Apparently yes. I just replaced my flywheel and on the advice of my mechanic, bought the dual mass due to the increased noise factor. He thought a single mass was way annoying and I trust his opinion.


----------



## blinky76 (Apr 21, 2008)

*Re: Single Mass vs Dual Mass Flywheel - Which is better? ( XXX 1.8T)*

i have 11lb flywheel it chatters only when in neutral with clutch out soon as you push clutch in it goes away


----------



## sr_erick (Mar 17, 2008)

I have a 19 pound singlemass flywheel and there is no chatter above 1000 rpm. At idle it does chatter a bit but it certainly isn't annoying. Push in the clutch and it goes away obviously. As mentioned in another topic, I would NEVER go back to a dual mass flywheel again. The car is now much more responsive, shifts quicker, accelerates quicker, etc.

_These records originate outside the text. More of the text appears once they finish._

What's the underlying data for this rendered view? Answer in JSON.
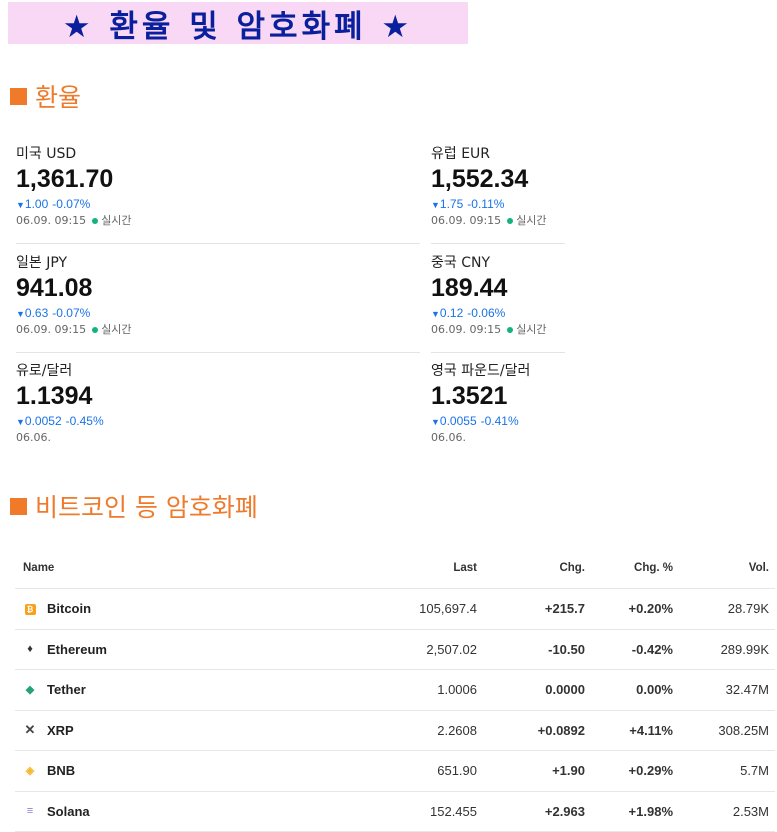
{
  "banner": {
    "title": "★ 환율 및 암호화폐 ★"
  },
  "fx_section": {
    "title": "환율"
  },
  "fx": [
    {
      "name": "미국 USD",
      "price": "1,361.70",
      "change": "1.00",
      "pct": "-0.07%",
      "time": "06.09. 09:15",
      "live": "실시간"
    },
    {
      "name": "유럽 EUR",
      "price": "1,552.34",
      "change": "1.75",
      "pct": "-0.11%",
      "time": "06.09. 09:15",
      "live": "실시간"
    },
    {
      "name": "일본 JPY",
      "price": "941.08",
      "change": "0.63",
      "pct": "-0.07%",
      "time": "06.09. 09:15",
      "live": "실시간"
    },
    {
      "name": "중국 CNY",
      "price": "189.44",
      "change": "0.12",
      "pct": "-0.06%",
      "time": "06.09. 09:15",
      "live": "실시간"
    },
    {
      "name": "유로/달러",
      "price": "1.1394",
      "change": "0.0052",
      "pct": "-0.45%",
      "time": "06.06.",
      "live": ""
    },
    {
      "name": "영국 파운드/달러",
      "price": "1.3521",
      "change": "0.0055",
      "pct": "-0.41%",
      "time": "06.06.",
      "live": ""
    }
  ],
  "crypto_section": {
    "title": "비트코인 등 암호화폐"
  },
  "crypto_table": {
    "headers": {
      "name": "Name",
      "last": "Last",
      "chg": "Chg.",
      "pct": "Chg. %",
      "vol": "Vol."
    },
    "rows": [
      {
        "name": "Bitcoin",
        "icon": "bitcoin-icon",
        "last": "105,697.4",
        "chg": "+215.7",
        "pct": "+0.20%",
        "vol": "28.79K",
        "trend": "pos"
      },
      {
        "name": "Ethereum",
        "icon": "ethereum-icon",
        "last": "2,507.02",
        "chg": "-10.50",
        "pct": "-0.42%",
        "vol": "289.99K",
        "trend": "neg"
      },
      {
        "name": "Tether",
        "icon": "tether-icon",
        "last": "1.0006",
        "chg": "0.0000",
        "pct": "0.00%",
        "vol": "32.47M",
        "trend": "neu"
      },
      {
        "name": "XRP",
        "icon": "xrp-icon",
        "last": "2.2608",
        "chg": "+0.0892",
        "pct": "+4.11%",
        "vol": "308.25M",
        "trend": "pos"
      },
      {
        "name": "BNB",
        "icon": "bnb-icon",
        "last": "651.90",
        "chg": "+1.90",
        "pct": "+0.29%",
        "vol": "5.7M",
        "trend": "pos"
      },
      {
        "name": "Solana",
        "icon": "solana-icon",
        "last": "152.455",
        "chg": "+2.963",
        "pct": "+1.98%",
        "vol": "2.53M",
        "trend": "pos"
      }
    ]
  },
  "colors": {
    "banner_bg": "#f9d8f5",
    "banner_text": "#0a1f9c",
    "section_title": "#ee7b2c",
    "fx_change": "#1a73e8",
    "positive": "#1b8a3a",
    "negative": "#d92b2b",
    "live_dot": "#14b37d"
  }
}
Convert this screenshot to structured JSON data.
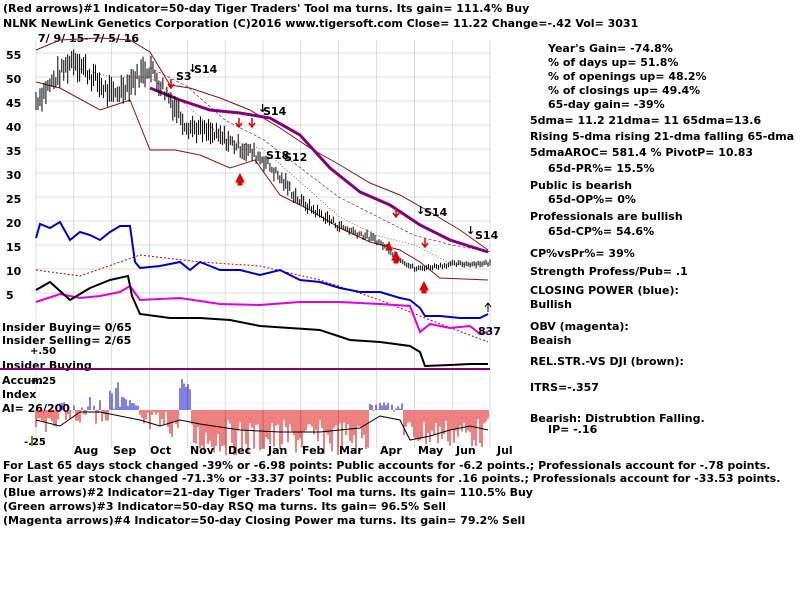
{
  "header": {
    "line1": "(Red arrows)#1 Indicator=50-day Tiger Traders' Tool ma turns. Its gain= 111.4% Buy",
    "line2": "NLNK   NewLink Genetics Corporation  (C)2016 www.tigersoft.com    Close=  11.22  Change=-.42 Vol= 3031"
  },
  "date_label": "7/ 9/ 15- 7/ 5/ 16",
  "signals": [
    "S3",
    "S14",
    "S14",
    "S18",
    "S12",
    "S14",
    "S14"
  ],
  "price_axis_ticks": [
    "55",
    "50",
    "45",
    "40",
    "35",
    "30",
    "25",
    "20",
    "15",
    "10",
    "5"
  ],
  "months": [
    "Aug",
    "Sep",
    "Oct",
    "Nov",
    "Dec",
    "Jan",
    "Feb",
    "Mar",
    "Apr",
    "May",
    "Jun",
    "Jul"
  ],
  "insider": {
    "buying": "Insider Buying= 0/65",
    "selling": "Insider Selling= 2/65",
    "plus50": "+.50",
    "panel_label": "Insider Buying",
    "accum": "Accum",
    "plus25": "+.25",
    "index": "Index",
    "ai": "AI= 26/200",
    "minus25": "-.25"
  },
  "cp_value_label": "837",
  "right_panel": [
    "Year's Gain= -74.8%",
    "% of days up= 51.8%",
    "% of openings up= 48.2%",
    "% of closings up= 49.4%",
    "65-day gain= -39%",
    "5dma= 11.2 21dma= 11 65dma=13.6",
    "Rising 5-dma rising 21-dma falling 65-dma",
    "5dmaAROC= 581.4 %  PivotP= 10.83",
    "65d-PR%= 15.5%",
    "Public is bearish",
    "65d-OP%= 0%",
    "Professionals are bullish",
    "65d-CP%= 54.6%",
    "CP%vsPr%=  39%",
    "Strength Profess/Pub= .1",
    "CLOSING POWER (blue):",
    "Bullish",
    "OBV (magenta):",
    "Beaish",
    "REL.STR.-VS DJI (brown):",
    "ITRS=-.357",
    "Bearish: Distrubtion Falling.",
    "IP= -.16"
  ],
  "footer": [
    "For Last 65 days stock changed -39% or -6.98 points:  Public accounts for -6.2 points.;  Professionals account for -.78 points.",
    "For Last year stock changed -71.3% or -33.37 points:  Public accounts for  .16 points.;  Professionals account for -33.53 points.",
    "(Blue arrows)#2 Indicator=21-day Tiger Traders' Tool ma turns. Its gain= 110.5% Buy",
    "(Green arrows)#3 Indicator=50-day RSQ ma turns. Its gain= 96.5% Sell",
    "(Magenta arrows)#4 Indicator=50-day Closing Power ma turns. Its gain= 79.2% Sell"
  ],
  "chart_data": {
    "type": "line",
    "x": [
      "Jul-15",
      "Aug-15",
      "Sep-15",
      "Oct-15",
      "Nov-15",
      "Dec-15",
      "Jan-16",
      "Feb-16",
      "Mar-16",
      "Apr-16",
      "May-16",
      "Jun-16",
      "Jul-16"
    ],
    "ylim": [
      0,
      57
    ],
    "series": [
      {
        "values": [
          45,
          54,
          46,
          52,
          40,
          37,
          33,
          24,
          19,
          16,
          10,
          11,
          11.2
        ]
      },
      {
        "values": [
          null,
          52,
          50,
          50,
          44,
          37,
          35,
          28,
          21,
          17,
          15,
          11,
          11
        ]
      },
      {
        "values": [
          null,
          null,
          null,
          52,
          48,
          41,
          37,
          31,
          25,
          21,
          17,
          15,
          13.6
        ]
      }
    ]
  }
}
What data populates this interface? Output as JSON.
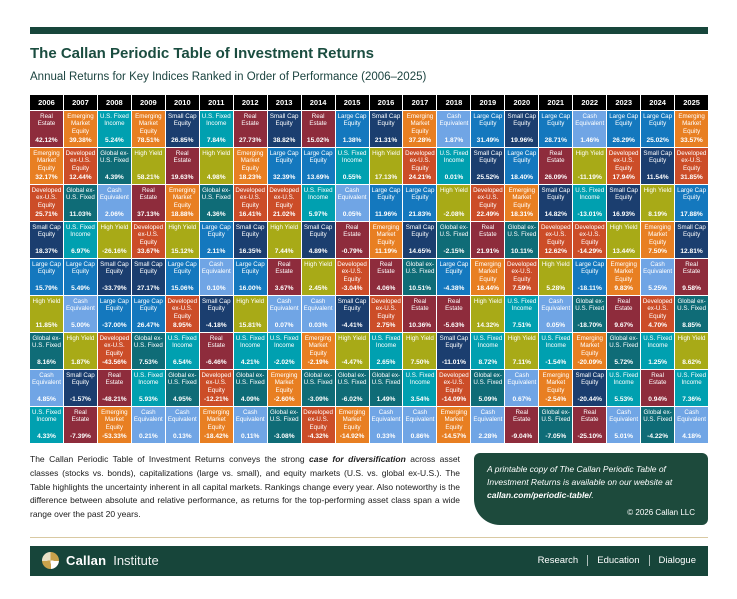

The engine can rev much faster so when you're downshifting and such there's no big lugging sensation while waiting for the engine RPM to catch up to the gearing. It's just smooth sailing. I can't imagine what an even lighter flywheel would be like. Another advantage is that a singlemass is typically cheaper to buy.


----------



## cincyTT (May 11, 2006)

*Re: Single Mass vs Dual Mass Flywheel - Which is better? ( XXX 1.8T)*

I have a 13lb steel fw and no chatter with the idle moved to 900rpms.
Single will be lighter, increase rev speed, cheaper and is resurfacable
Dual is easier to drive due to its weight and doesnt make noise


----------



## retloctt (Aug 1, 2006)

*Re: Single Mass vs Dual Mass Flywheel - Which is better? (cincyTT)*

Single mass Lightweight Steel flywheel by SPEC. Chatters pretty loud at idle with clutch out. goes away above 1K RPM. The clutch feel and solid engagement are totally worth it. Mated up with a Spec 2+ clutch. Good setup if you dont mind a little chatter http://****************.com/smile/emthup.gif


----------